Power sector faces challenges as IMF conditionalities fail to boost liquidity
In a recent report by the Africa Centre for Energy Policy (ACEP), it has been revealed that the International Monetary Fund (IMF) conditionalities implemented in Ghana’s power sector have not yielded the expected results of improving liquidity. The theoretical assumption that raising tariffs would enhance the sector’s financial stability has proven ineffective, despite a significant increase in tariffs of approximately 100% between September 2022 and June 2023, made possible only through the IMF program.
One of the mechanisms introduced to address liquidity issues, the Cash Waterfall Mechanism (CWM), has failed to achieve its objectives, particularly in ensuring proportional distribution of revenues and enhancing revenue collection. The Electricity Company of Ghana (ECG), which has been at the center of the sector’s financial struggles, recently embarked on a debt recovery campaign to collect around GHS 5.7 billion (approximately $475 million) owed by power consumers. ECG claims to have successfully recovered about GHS 3.1 billion (around $258 million). However, these purported recoveries have not translated into improved liquidity within the sector.
Various stakeholders, including Independent Power Producers (IPPs), Volta River Authority (VRA), Ghana Grid Company Limited (Gridco), Ghana National Gas Company (GNGC), Ghana National Petroleum Company (GNPC), and the Public Utilities Regulatory Commission (PURC), are raising concerns about the whereabouts of the collected funds. Despite the reported recoveries, there has been no discernible improvement in liquidity, raising questions about the effectiveness of the CWM in tracking collections and payments along the power sector value chain.

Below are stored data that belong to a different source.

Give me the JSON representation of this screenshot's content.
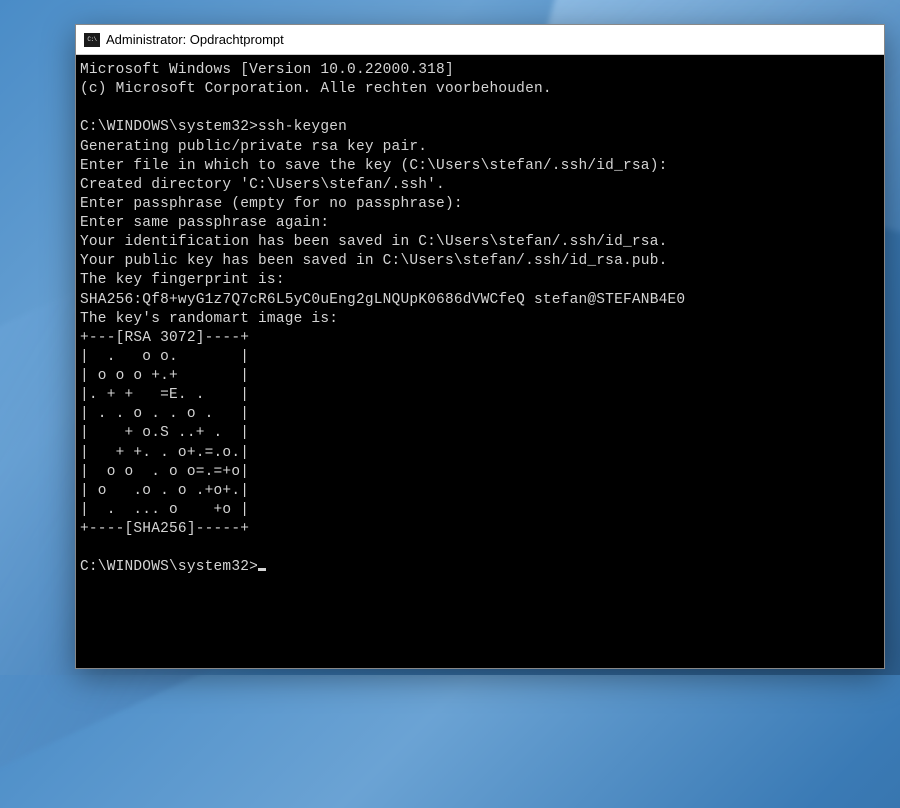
{
  "window": {
    "title": "Administrator: Opdrachtprompt"
  },
  "terminal": {
    "lines": [
      "Microsoft Windows [Version 10.0.22000.318]",
      "(c) Microsoft Corporation. Alle rechten voorbehouden.",
      "",
      "C:\\WINDOWS\\system32>ssh-keygen",
      "Generating public/private rsa key pair.",
      "Enter file in which to save the key (C:\\Users\\stefan/.ssh/id_rsa):",
      "Created directory 'C:\\Users\\stefan/.ssh'.",
      "Enter passphrase (empty for no passphrase):",
      "Enter same passphrase again:",
      "Your identification has been saved in C:\\Users\\stefan/.ssh/id_rsa.",
      "Your public key has been saved in C:\\Users\\stefan/.ssh/id_rsa.pub.",
      "The key fingerprint is:",
      "SHA256:Qf8+wyG1z7Q7cR6L5yC0uEng2gLNQUpK0686dVWCfeQ stefan@STEFANB4E0",
      "The key's randomart image is:",
      "+---[RSA 3072]----+",
      "|  .   o o.       |",
      "| o o o +.+       |",
      "|. + +   =E. .    |",
      "| . . o . . o .   |",
      "|    + o.S ..+ .  |",
      "|   + +. . o+.=.o.|",
      "|  o o  . o o=.=+o|",
      "| o   .o . o .+o+.|",
      "|  .  ... o    +o |",
      "+----[SHA256]-----+",
      "",
      "C:\\WINDOWS\\system32>"
    ]
  }
}
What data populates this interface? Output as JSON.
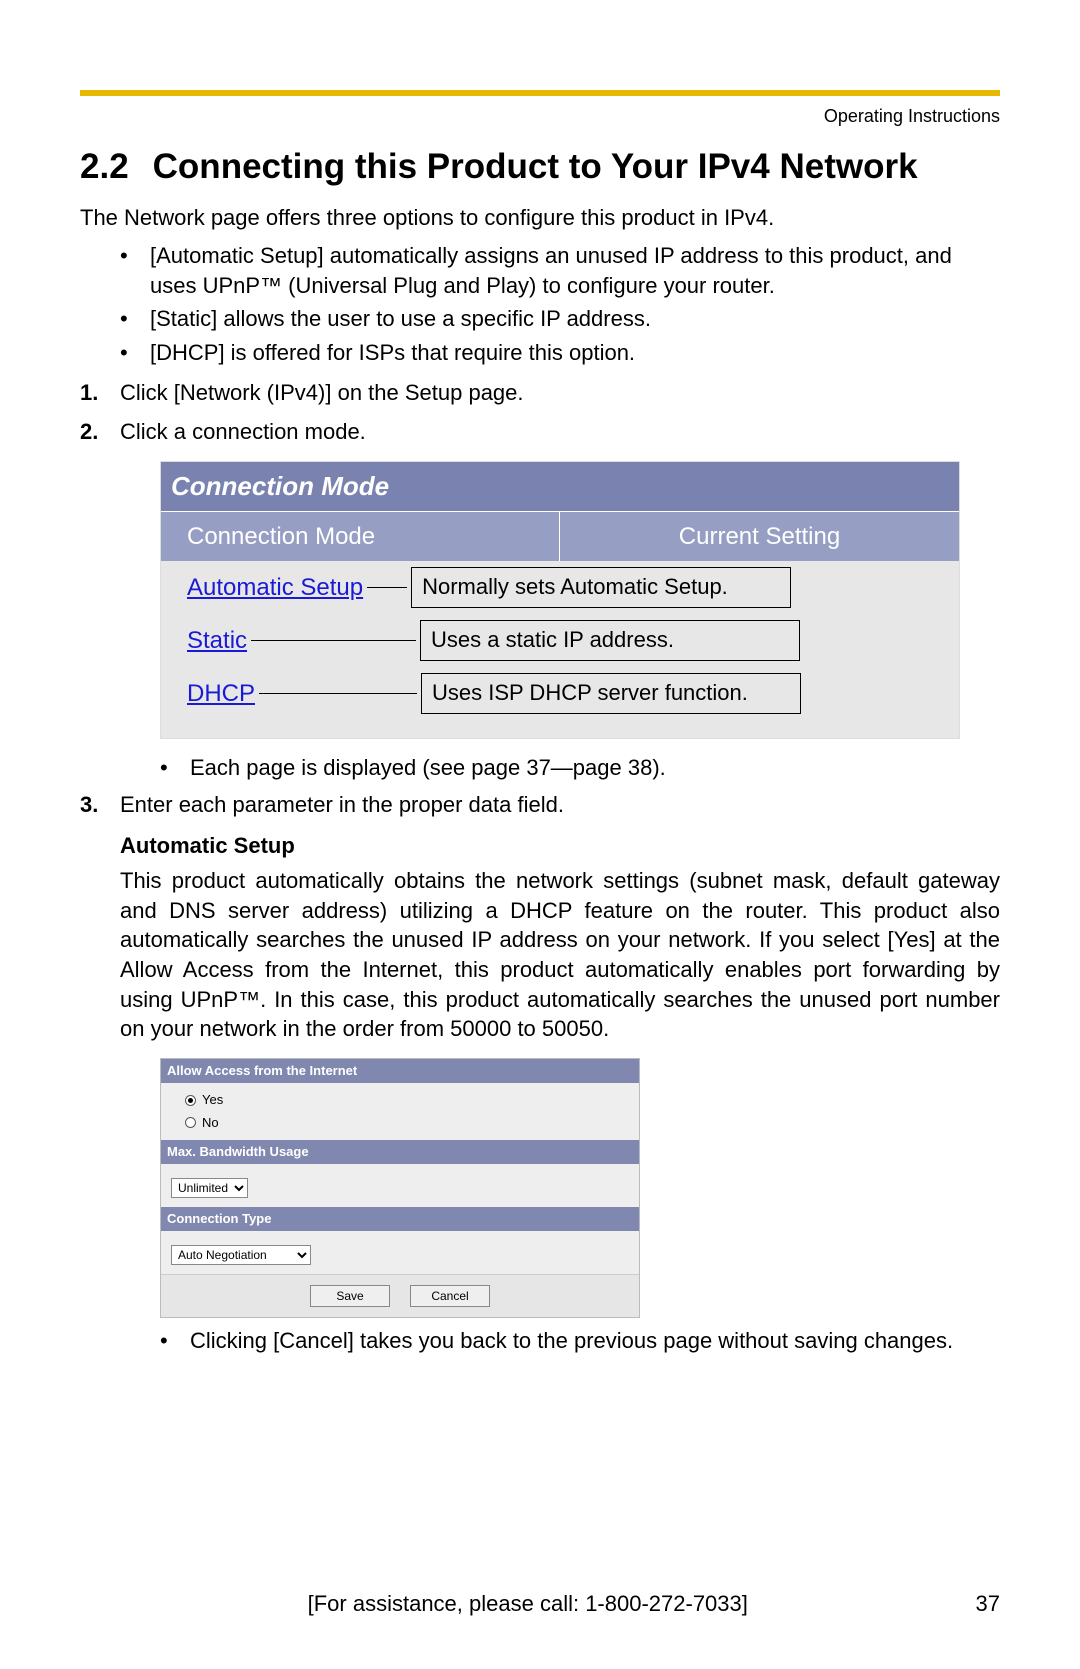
{
  "header": {
    "doc_label": "Operating Instructions"
  },
  "section": {
    "number": "2.2",
    "title": "Connecting this Product to Your IPv4 Network",
    "intro": "The Network page offers three options to configure this product in IPv4.",
    "bullets": [
      "[Automatic Setup] automatically assigns an unused IP address to this product, and uses UPnP™ (Universal Plug and Play) to configure your router.",
      "[Static] allows the user to use a specific IP address.",
      "[DHCP] is offered for ISPs that require this option."
    ]
  },
  "steps": {
    "s1": "Click [Network (IPv4)] on the Setup page.",
    "s2": "Click a connection mode.",
    "s2_note": "Each page is displayed (see page 37—page 38).",
    "s3": "Enter each parameter in the proper data field."
  },
  "conn_table": {
    "title": "Connection Mode",
    "col1": "Connection Mode",
    "col2": "Current Setting",
    "rows": [
      {
        "link": "Automatic Setup",
        "desc": "Normally sets Automatic Setup."
      },
      {
        "link": "Static",
        "desc": "Uses a static IP address."
      },
      {
        "link": "DHCP",
        "desc": "Uses ISP DHCP server function."
      }
    ]
  },
  "auto_setup": {
    "heading": "Automatic Setup",
    "para": "This product automatically obtains the network settings (subnet mask, default gateway and DNS server address) utilizing a DHCP feature on the router. This product also automatically searches the unused IP address on your network. If you select [Yes] at the Allow Access from the Internet, this product automatically enables port forwarding by using UPnP™. In this case, this product automatically searches the unused port number on your network in the order from 50000 to 50050."
  },
  "settings_panel": {
    "allow_hdr": "Allow Access from the Internet",
    "yes": "Yes",
    "no": "No",
    "bw_hdr": "Max. Bandwidth Usage",
    "bw_value": "Unlimited",
    "conn_hdr": "Connection Type",
    "conn_value": "Auto Negotiation",
    "save": "Save",
    "cancel": "Cancel"
  },
  "post_note": "Clicking [Cancel] takes you back to the previous page without saving changes.",
  "footer": {
    "assist": "[For assistance, please call: 1-800-272-7033]",
    "page": "37"
  }
}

Further scrutiny into ECG’s revenue collection and accounting practices reveals alarming discrepancies. According to CWM data, ECG reported total revenue of GHS 1.1 billion between March and April, averaging GHS 550 million per month. This amount represents only about 35% of the GHS 3.1 billion claimed by ECG. Even more concerning is that over 50% (approximately GHS 540 million) of the reported revenue was allocated for discretionary spending by ECG, rather than being directed towards paying off the debt owed to the stakeholders in the value chain.

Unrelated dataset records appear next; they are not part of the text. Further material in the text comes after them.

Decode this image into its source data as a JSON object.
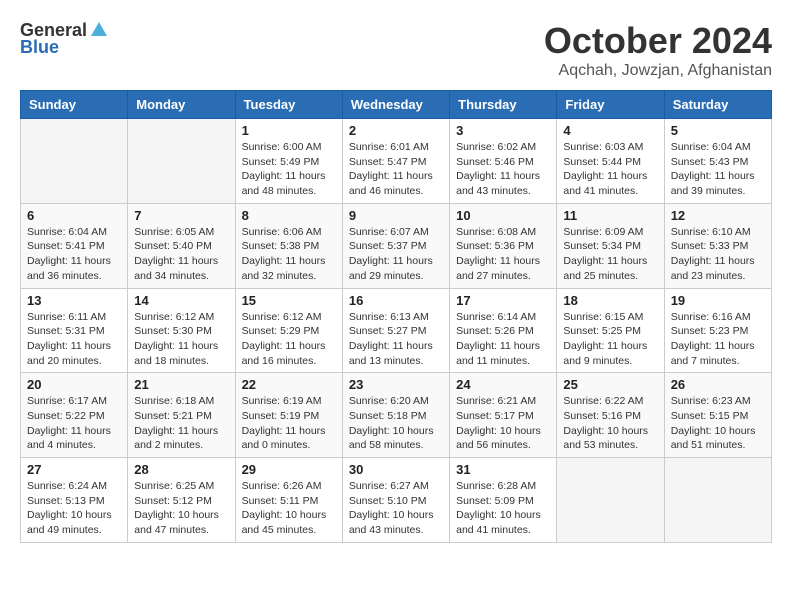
{
  "header": {
    "logo_general": "General",
    "logo_blue": "Blue",
    "month": "October 2024",
    "location": "Aqchah, Jowzjan, Afghanistan"
  },
  "weekdays": [
    "Sunday",
    "Monday",
    "Tuesday",
    "Wednesday",
    "Thursday",
    "Friday",
    "Saturday"
  ],
  "weeks": [
    [
      {
        "day": "",
        "sunrise": "",
        "sunset": "",
        "daylight": ""
      },
      {
        "day": "",
        "sunrise": "",
        "sunset": "",
        "daylight": ""
      },
      {
        "day": "1",
        "sunrise": "Sunrise: 6:00 AM",
        "sunset": "Sunset: 5:49 PM",
        "daylight": "Daylight: 11 hours and 48 minutes."
      },
      {
        "day": "2",
        "sunrise": "Sunrise: 6:01 AM",
        "sunset": "Sunset: 5:47 PM",
        "daylight": "Daylight: 11 hours and 46 minutes."
      },
      {
        "day": "3",
        "sunrise": "Sunrise: 6:02 AM",
        "sunset": "Sunset: 5:46 PM",
        "daylight": "Daylight: 11 hours and 43 minutes."
      },
      {
        "day": "4",
        "sunrise": "Sunrise: 6:03 AM",
        "sunset": "Sunset: 5:44 PM",
        "daylight": "Daylight: 11 hours and 41 minutes."
      },
      {
        "day": "5",
        "sunrise": "Sunrise: 6:04 AM",
        "sunset": "Sunset: 5:43 PM",
        "daylight": "Daylight: 11 hours and 39 minutes."
      }
    ],
    [
      {
        "day": "6",
        "sunrise": "Sunrise: 6:04 AM",
        "sunset": "Sunset: 5:41 PM",
        "daylight": "Daylight: 11 hours and 36 minutes."
      },
      {
        "day": "7",
        "sunrise": "Sunrise: 6:05 AM",
        "sunset": "Sunset: 5:40 PM",
        "daylight": "Daylight: 11 hours and 34 minutes."
      },
      {
        "day": "8",
        "sunrise": "Sunrise: 6:06 AM",
        "sunset": "Sunset: 5:38 PM",
        "daylight": "Daylight: 11 hours and 32 minutes."
      },
      {
        "day": "9",
        "sunrise": "Sunrise: 6:07 AM",
        "sunset": "Sunset: 5:37 PM",
        "daylight": "Daylight: 11 hours and 29 minutes."
      },
      {
        "day": "10",
        "sunrise": "Sunrise: 6:08 AM",
        "sunset": "Sunset: 5:36 PM",
        "daylight": "Daylight: 11 hours and 27 minutes."
      },
      {
        "day": "11",
        "sunrise": "Sunrise: 6:09 AM",
        "sunset": "Sunset: 5:34 PM",
        "daylight": "Daylight: 11 hours and 25 minutes."
      },
      {
        "day": "12",
        "sunrise": "Sunrise: 6:10 AM",
        "sunset": "Sunset: 5:33 PM",
        "daylight": "Daylight: 11 hours and 23 minutes."
      }
    ],
    [
      {
        "day": "13",
        "sunrise": "Sunrise: 6:11 AM",
        "sunset": "Sunset: 5:31 PM",
        "daylight": "Daylight: 11 hours and 20 minutes."
      },
      {
        "day": "14",
        "sunrise": "Sunrise: 6:12 AM",
        "sunset": "Sunset: 5:30 PM",
        "daylight": "Daylight: 11 hours and 18 minutes."
      },
      {
        "day": "15",
        "sunrise": "Sunrise: 6:12 AM",
        "sunset": "Sunset: 5:29 PM",
        "daylight": "Daylight: 11 hours and 16 minutes."
      },
      {
        "day": "16",
        "sunrise": "Sunrise: 6:13 AM",
        "sunset": "Sunset: 5:27 PM",
        "daylight": "Daylight: 11 hours and 13 minutes."
      },
      {
        "day": "17",
        "sunrise": "Sunrise: 6:14 AM",
        "sunset": "Sunset: 5:26 PM",
        "daylight": "Daylight: 11 hours and 11 minutes."
      },
      {
        "day": "18",
        "sunrise": "Sunrise: 6:15 AM",
        "sunset": "Sunset: 5:25 PM",
        "daylight": "Daylight: 11 hours and 9 minutes."
      },
      {
        "day": "19",
        "sunrise": "Sunrise: 6:16 AM",
        "sunset": "Sunset: 5:23 PM",
        "daylight": "Daylight: 11 hours and 7 minutes."
      }
    ],
    [
      {
        "day": "20",
        "sunrise": "Sunrise: 6:17 AM",
        "sunset": "Sunset: 5:22 PM",
        "daylight": "Daylight: 11 hours and 4 minutes."
      },
      {
        "day": "21",
        "sunrise": "Sunrise: 6:18 AM",
        "sunset": "Sunset: 5:21 PM",
        "daylight": "Daylight: 11 hours and 2 minutes."
      },
      {
        "day": "22",
        "sunrise": "Sunrise: 6:19 AM",
        "sunset": "Sunset: 5:19 PM",
        "daylight": "Daylight: 11 hours and 0 minutes."
      },
      {
        "day": "23",
        "sunrise": "Sunrise: 6:20 AM",
        "sunset": "Sunset: 5:18 PM",
        "daylight": "Daylight: 10 hours and 58 minutes."
      },
      {
        "day": "24",
        "sunrise": "Sunrise: 6:21 AM",
        "sunset": "Sunset: 5:17 PM",
        "daylight": "Daylight: 10 hours and 56 minutes."
      },
      {
        "day": "25",
        "sunrise": "Sunrise: 6:22 AM",
        "sunset": "Sunset: 5:16 PM",
        "daylight": "Daylight: 10 hours and 53 minutes."
      },
      {
        "day": "26",
        "sunrise": "Sunrise: 6:23 AM",
        "sunset": "Sunset: 5:15 PM",
        "daylight": "Daylight: 10 hours and 51 minutes."
      }
    ],
    [
      {
        "day": "27",
        "sunrise": "Sunrise: 6:24 AM",
        "sunset": "Sunset: 5:13 PM",
        "daylight": "Daylight: 10 hours and 49 minutes."
      },
      {
        "day": "28",
        "sunrise": "Sunrise: 6:25 AM",
        "sunset": "Sunset: 5:12 PM",
        "daylight": "Daylight: 10 hours and 47 minutes."
      },
      {
        "day": "29",
        "sunrise": "Sunrise: 6:26 AM",
        "sunset": "Sunset: 5:11 PM",
        "daylight": "Daylight: 10 hours and 45 minutes."
      },
      {
        "day": "30",
        "sunrise": "Sunrise: 6:27 AM",
        "sunset": "Sunset: 5:10 PM",
        "daylight": "Daylight: 10 hours and 43 minutes."
      },
      {
        "day": "31",
        "sunrise": "Sunrise: 6:28 AM",
        "sunset": "Sunset: 5:09 PM",
        "daylight": "Daylight: 10 hours and 41 minutes."
      },
      {
        "day": "",
        "sunrise": "",
        "sunset": "",
        "daylight": ""
      },
      {
        "day": "",
        "sunrise": "",
        "sunset": "",
        "daylight": ""
      }
    ]
  ]
}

The non-payment of gas suppliers through Ghana National Petroleum Company (GNPC) has led to consequences for the gas sector, with the West Africa Pipeline Company Limited (WAPCO) reducing reverse flow gas volumes due to outstanding payments. The government’s prompt payment of outstanding balances becomes crucial to ensure uninterrupted gas supply.
As the discrepancies unfold, it becomes evident that ECG has allocated a disproportionate amount of its revenue to itself, deviating significantly from the prescribed allocation formula under the CWM. Instead of disbursing around GHS 113.5 million, which corresponds to its entitled share of 26.37% of the revenue, ECG allocated approximately GHS 256 million (about 59% of the CWM revenue) to itself. This glaring discrepancy raises concerns about fair revenue distribution within the value chain.
ECG’s practices of underpaying other entities within the value chain and diverting a significant portion of its revenue for discretionary spending cast doubts on its claims of improved revenue collection. It suggests that a considerable amount of revenues collected by ECG are not being properly reported under the CWM.
The challenges faced by Ghana’s power sector, despite the implementation of IMF conditionalities, highlight the complexities of addressing liquidity issues and ensuring effective revenue management. The need for transparent accounting practices, proportional revenue distribution, and adherence to approved mechanisms becomes crucial to restore financial stability and strengthen the sector’s sustainability.